Il ne fait nul doute que depuis son entrée en vigueur le 25 juin 2008 (loi n° 2008-596), la rupture conventionnelle fait partie intégrante des dispositifs de rupture du contrat de travail. Même s’il faut rester vigilant sur les dérives possibles, la mise en œuvre de ce mode de rupture, fondé sur la liberté contractuelle, nécessite le respect par les parties d’une procédure impérative ayant pour but de garantir l’existence d’un consentement libre et éclairé des parties.

Ainsi, pour répondre à cet objectif, le Code du Travail (L. 1237-11 et suivants) exige que soient cumulativement remplies les conditions suivantes : la tenue d’au moins un entretien préalable, la faculté d’être assisté, le délai de rétractation de quinze jours, l’homologation par l’autorité administrative (à condition que les inspections du travail bénéficient de moyens suffisants !).
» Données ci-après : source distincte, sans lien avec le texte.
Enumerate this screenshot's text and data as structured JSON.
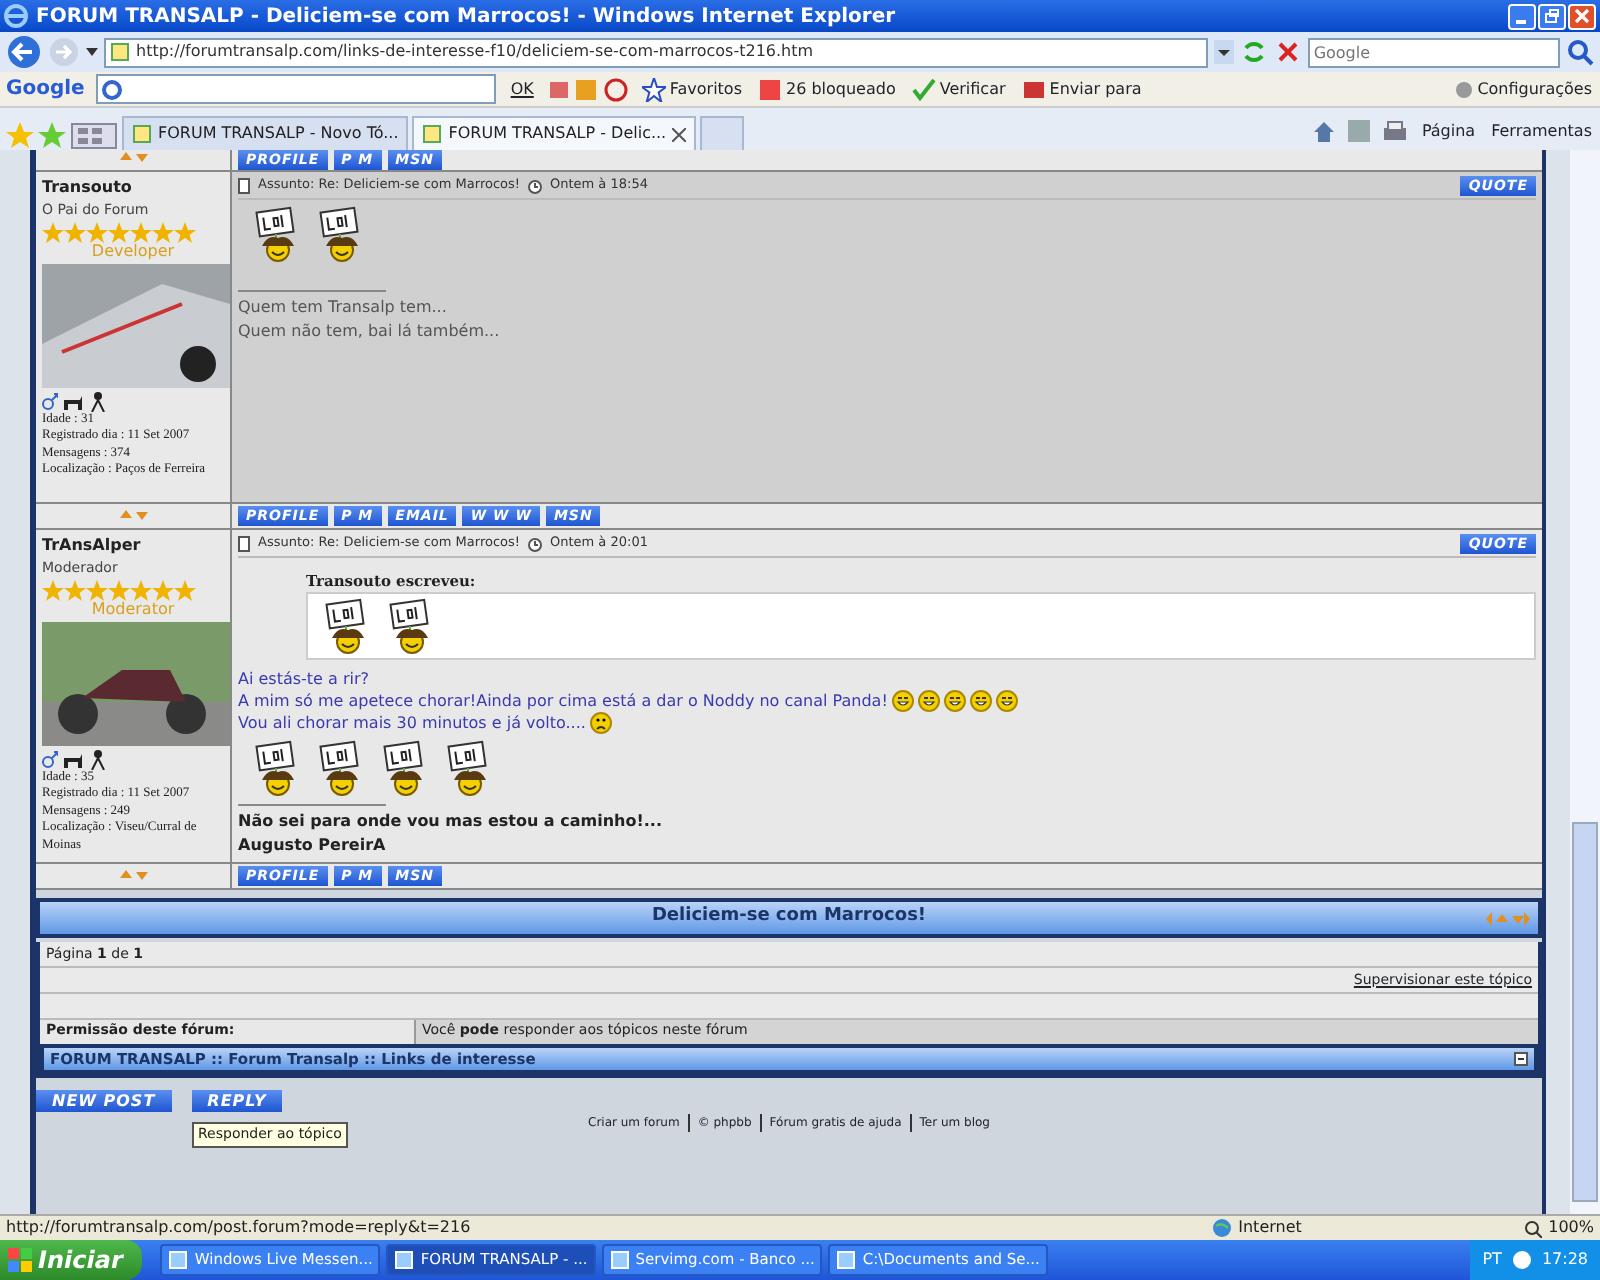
{
  "window": {
    "title": "FORUM TRANSALP - Deliciem-se com Marrocos! - Windows Internet Explorer"
  },
  "address_bar": {
    "url": "http://forumtransalp.com/links-de-interesse-f10/deliciem-se-com-marrocos-t216.htm",
    "search_placeholder": "Google"
  },
  "google_toolbar": {
    "logo": "Google",
    "button": "OK",
    "items": [
      "Favoritos",
      "26 bloqueado",
      "Verificar",
      "Enviar para"
    ],
    "settings": "Configurações"
  },
  "tabs": [
    {
      "label": "FORUM TRANSALP - Novo Tó...",
      "selected": false
    },
    {
      "label": "FORUM TRANSALP - Delic...",
      "selected": true
    }
  ],
  "command_bar": {
    "items": [
      "Página",
      "Ferramentas"
    ]
  },
  "forum": {
    "top_buttons": [
      "PROFILE",
      "P M",
      "MSN"
    ],
    "posts": [
      {
        "author": "Transouto",
        "rank": "O Pai do Forum",
        "stars": 7,
        "rank_label": "Developer",
        "details": [
          "Idade : 31",
          "Registrado dia : 11 Set 2007",
          "Mensagens : 374",
          "Localização : Paços de Ferreira"
        ],
        "subject": "Assunto: Re: Deliciem-se com Marrocos!",
        "time": "Ontem à 18:54",
        "quote_button": "QUOTE",
        "body": [
          {
            "kind": "smileys",
            "items": [
              {
                "kind": "lol"
              },
              {
                "kind": "lol"
              }
            ]
          }
        ],
        "signature_bold": false,
        "signature": [
          "Quem tem Transalp tem...",
          "Quem não tem, bai lá também..."
        ],
        "buttons": [
          "PROFILE",
          "P M",
          "EMAIL",
          "W W W",
          "MSN"
        ]
      },
      {
        "author": "TrAnsAlper",
        "rank": "Moderador",
        "stars": 7,
        "rank_label": "Moderator",
        "details": [
          "Idade : 35",
          "Registrado dia : 11 Set 2007",
          "Mensagens : 249",
          "Localização : Viseu/Curral de Moinas"
        ],
        "subject": "Assunto: Re: Deliciem-se com Marrocos!",
        "time": "Ontem à 20:01",
        "quote_button": "QUOTE",
        "body": [
          {
            "kind": "quote",
            "author": "Transouto escreveu:",
            "items": [
              {
                "kind": "lol"
              },
              {
                "kind": "lol"
              }
            ]
          },
          {
            "kind": "text",
            "text": "Ai estás-te a rir?"
          },
          {
            "kind": "text",
            "text": "A mim só me apetece chorar!Ainda por cima está a dar o Noddy no canal Panda!",
            "smileys": [
              {
                "kind": "grin"
              },
              {
                "kind": "grin"
              },
              {
                "kind": "grin"
              },
              {
                "kind": "grin"
              },
              {
                "kind": "grin"
              }
            ]
          },
          {
            "kind": "text",
            "text": "Vou ali chorar mais 30 minutos e já volto....",
            "smileys": [
              {
                "kind": "sad"
              }
            ]
          },
          {
            "kind": "smileys",
            "items": [
              {
                "kind": "lol"
              },
              {
                "kind": "lol"
              },
              {
                "kind": "lol"
              },
              {
                "kind": "lol"
              }
            ]
          }
        ],
        "signature_bold": true,
        "signature": [
          "Não sei para onde vou mas estou a caminho!...",
          "Augusto PereirA"
        ],
        "buttons": [
          "PROFILE",
          "P M",
          "MSN"
        ]
      }
    ],
    "topic_title": "Deliciem-se com Marrocos!",
    "pagination": "Página **1** de **1**",
    "watch_link": "Supervisionar este tópico",
    "permission_label": "Permissão deste fórum:",
    "permission_text": "Você **pode** responder aos tópicos neste fórum",
    "breadcrumb": "FORUM TRANSALP :: Forum Transalp :: Links de interesse",
    "action_buttons": [
      "NEW POST",
      "REPLY"
    ],
    "tooltip": "Responder ao tópico",
    "footer_links": [
      "Criar um forum",
      "© phpbb",
      "Fórum gratis de ajuda",
      "Ter um blog"
    ]
  },
  "status_bar": {
    "url": "http://forumtransalp.com/post.forum?mode=reply&t=216",
    "zone": "Internet",
    "zoom": "100%"
  },
  "taskbar": {
    "start": "Iniciar",
    "tasks": [
      {
        "label": "Windows Live Messen...",
        "selected": false
      },
      {
        "label": "FORUM TRANSALP - ...",
        "selected": true
      },
      {
        "label": "Servimg.com - Banco ...",
        "selected": false
      },
      {
        "label": "C:\\Documents and Se...",
        "selected": false
      }
    ],
    "language": "PT",
    "clock": "17:28"
  }
}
De telles précautions procédurales avaient également pour objectif de limiter les risques de recours. Pour l’heure, nous avons pu constater que les recours en justice se faisaient rares et ne mettaient en exergue que quelques litiges (refus d’homologation, contournement de la procédure de licenciement pour motif économique, existence d’un litige).

  • Néanmoins, un jugement récent du conseil de prud’hommes de Toulouse (24-5-11, RG n° 09/03585) semble, à notre plus grande satisfaction, orienter le contrôle des juges du fond sur un nouveau point : la forme et la teneur de l’entretien préalable à la rupture conventionnelle !

Une telle initiative est d’autant plus appréciable qu’il est vrai que ni l’accord national interprofessionnel du 11 janvier 2008 sur la modernisation du marché du travail, ni la loi du 25 juin 2008 n’avaient évoqué la question.

Les faits


Pour résumer les faits de l’espèce, d’une part, la rupture conventionnelle du salarié intervenait dans un contexte social et économique difficile, d’autre part, les circonstances dans lesquelles le salarié avait exprimé son consentement étaient douteuses. Les juges du fond ne se sont attachés qu’aux conditions de l’entretien.

Ils relèvent que la date d’entretien mentionnée dans le formulaire CERFA est fausse puisqu’à cette date le salarié se trouvait en congés à l’étranger. Toutefois, pour attester de l’existence du consentement du salarié à la rupture conventionnelle, l’employeur produit un courriel du salarié, bel et bien daté antérieurement à la signature de la convention de rupture.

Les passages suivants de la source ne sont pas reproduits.